Data Analysis Report
{'=' * 50}
Data Source: {self.data_source}
Analysis Date: {datetime.now().strftime('%Y-%m-%d %H:%M:%S')}

Basic Statistics:
- Count: {self.analysis_results['count']}
- Sum: {self.analysis_results['sum']:,.2f}
- Mean: {self.analysis_results['mean']:,.2f}
- Min: {self.analysis_results['min']:,.2f}
- Max: {self.analysis_results['max']:,.2f}
- Range: {self.analysis_results['range']:,.2f}

Outliers: {len(self.detect_outliers())} found

Errors: {len(self.errors)} warnings/errors
"""
            
            if self.errors:
                report += "\nErrors/Warnings:\n"
                for error in self.errors:
                    report += f"- {error}\n"
            
            return report
            
        except Exception as e:
            logging.error(f"Error generating report: {e}")
            return f"Error generating report: {e}"

# Test the robust analyzer
test_data = [100, 200, 300, 400, 500, 600, 700, 800, 900, 1000, "invalid", -50, 1500]

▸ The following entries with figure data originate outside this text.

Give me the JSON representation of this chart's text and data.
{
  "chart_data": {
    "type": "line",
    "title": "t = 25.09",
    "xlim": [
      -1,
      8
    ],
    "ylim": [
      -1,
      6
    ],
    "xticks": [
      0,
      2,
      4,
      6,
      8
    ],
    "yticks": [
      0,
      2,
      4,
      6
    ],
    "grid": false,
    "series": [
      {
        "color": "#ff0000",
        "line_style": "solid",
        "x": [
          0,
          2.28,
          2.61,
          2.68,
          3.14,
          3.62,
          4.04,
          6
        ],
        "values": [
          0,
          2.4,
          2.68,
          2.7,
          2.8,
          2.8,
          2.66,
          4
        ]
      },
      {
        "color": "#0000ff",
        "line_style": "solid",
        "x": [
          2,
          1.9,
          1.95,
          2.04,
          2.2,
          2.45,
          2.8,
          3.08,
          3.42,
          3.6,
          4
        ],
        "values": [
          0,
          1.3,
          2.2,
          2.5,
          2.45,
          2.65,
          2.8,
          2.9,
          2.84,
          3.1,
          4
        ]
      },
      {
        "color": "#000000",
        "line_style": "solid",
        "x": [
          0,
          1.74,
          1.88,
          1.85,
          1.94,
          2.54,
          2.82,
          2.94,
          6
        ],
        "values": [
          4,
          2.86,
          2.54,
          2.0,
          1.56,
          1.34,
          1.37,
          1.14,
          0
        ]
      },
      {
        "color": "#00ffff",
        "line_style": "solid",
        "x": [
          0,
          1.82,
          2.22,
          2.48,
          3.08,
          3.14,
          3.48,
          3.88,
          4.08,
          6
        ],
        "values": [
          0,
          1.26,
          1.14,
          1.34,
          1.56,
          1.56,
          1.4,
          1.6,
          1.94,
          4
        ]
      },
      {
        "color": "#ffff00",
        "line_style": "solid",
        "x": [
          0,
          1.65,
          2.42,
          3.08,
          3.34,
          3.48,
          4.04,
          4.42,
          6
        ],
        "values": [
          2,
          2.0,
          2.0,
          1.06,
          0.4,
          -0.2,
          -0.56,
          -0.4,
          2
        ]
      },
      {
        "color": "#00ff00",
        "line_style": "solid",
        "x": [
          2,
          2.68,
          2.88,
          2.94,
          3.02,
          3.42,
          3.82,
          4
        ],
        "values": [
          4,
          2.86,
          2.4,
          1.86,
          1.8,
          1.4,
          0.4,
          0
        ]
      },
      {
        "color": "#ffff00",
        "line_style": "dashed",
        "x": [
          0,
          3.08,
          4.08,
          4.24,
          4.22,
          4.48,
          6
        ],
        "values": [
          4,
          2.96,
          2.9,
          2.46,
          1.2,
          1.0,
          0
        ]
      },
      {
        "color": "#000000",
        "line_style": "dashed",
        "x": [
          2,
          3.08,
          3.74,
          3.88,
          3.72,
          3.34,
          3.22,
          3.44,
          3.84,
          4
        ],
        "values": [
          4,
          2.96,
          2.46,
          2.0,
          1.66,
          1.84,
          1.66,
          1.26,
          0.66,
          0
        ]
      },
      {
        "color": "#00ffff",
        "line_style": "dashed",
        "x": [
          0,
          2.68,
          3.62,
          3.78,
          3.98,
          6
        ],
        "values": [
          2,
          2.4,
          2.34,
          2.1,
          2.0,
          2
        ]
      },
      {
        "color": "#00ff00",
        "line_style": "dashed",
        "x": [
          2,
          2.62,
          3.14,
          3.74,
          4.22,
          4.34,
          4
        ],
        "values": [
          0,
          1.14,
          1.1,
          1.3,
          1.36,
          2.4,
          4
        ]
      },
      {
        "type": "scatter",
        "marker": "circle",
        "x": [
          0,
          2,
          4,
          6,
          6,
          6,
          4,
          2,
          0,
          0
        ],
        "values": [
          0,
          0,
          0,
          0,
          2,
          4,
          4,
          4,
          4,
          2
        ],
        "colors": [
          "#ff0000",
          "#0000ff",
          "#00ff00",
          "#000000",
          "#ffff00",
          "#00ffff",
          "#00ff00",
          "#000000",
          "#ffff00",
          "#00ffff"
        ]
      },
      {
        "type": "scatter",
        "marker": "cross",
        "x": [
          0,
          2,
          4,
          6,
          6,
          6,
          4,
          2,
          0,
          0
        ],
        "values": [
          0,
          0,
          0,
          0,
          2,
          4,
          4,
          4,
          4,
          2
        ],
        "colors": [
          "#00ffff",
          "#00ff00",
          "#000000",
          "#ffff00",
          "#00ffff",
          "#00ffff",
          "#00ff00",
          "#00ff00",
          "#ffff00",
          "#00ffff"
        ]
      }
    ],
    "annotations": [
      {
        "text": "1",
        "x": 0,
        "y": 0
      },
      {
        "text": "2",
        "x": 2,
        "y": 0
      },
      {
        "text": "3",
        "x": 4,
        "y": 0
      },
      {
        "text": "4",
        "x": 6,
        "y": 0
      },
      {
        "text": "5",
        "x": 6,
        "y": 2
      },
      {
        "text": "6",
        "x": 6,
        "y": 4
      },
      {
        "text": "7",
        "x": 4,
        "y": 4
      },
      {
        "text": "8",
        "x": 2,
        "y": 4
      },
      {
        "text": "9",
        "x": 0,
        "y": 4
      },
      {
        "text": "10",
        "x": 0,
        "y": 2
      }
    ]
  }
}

analyzer = RobustDataAnalyzer("test_database")
if analyzer.load_data(test_data):
    analyzer.calculate_statistics()
    print(analyzer.generate_report())
else:
    print("Failed to load data")

Assets

Resources

Python error handling: https://docs.python.org/3/tutorial/errors.html
Debugging techniques: https://realpython.com/python-debugging-pdb/
Logging tutorial: https://docs.python.org/3/howto/logging.html
Exception handling best practices: https://realpython.com/python-exceptions/

Summary

Error handling and debugging are important for building reliable applications. Key concepts include try-except blocks, custom exceptions, logging, and debugging techniques. These skills help you write robust code that handles unexpected situations gracefully.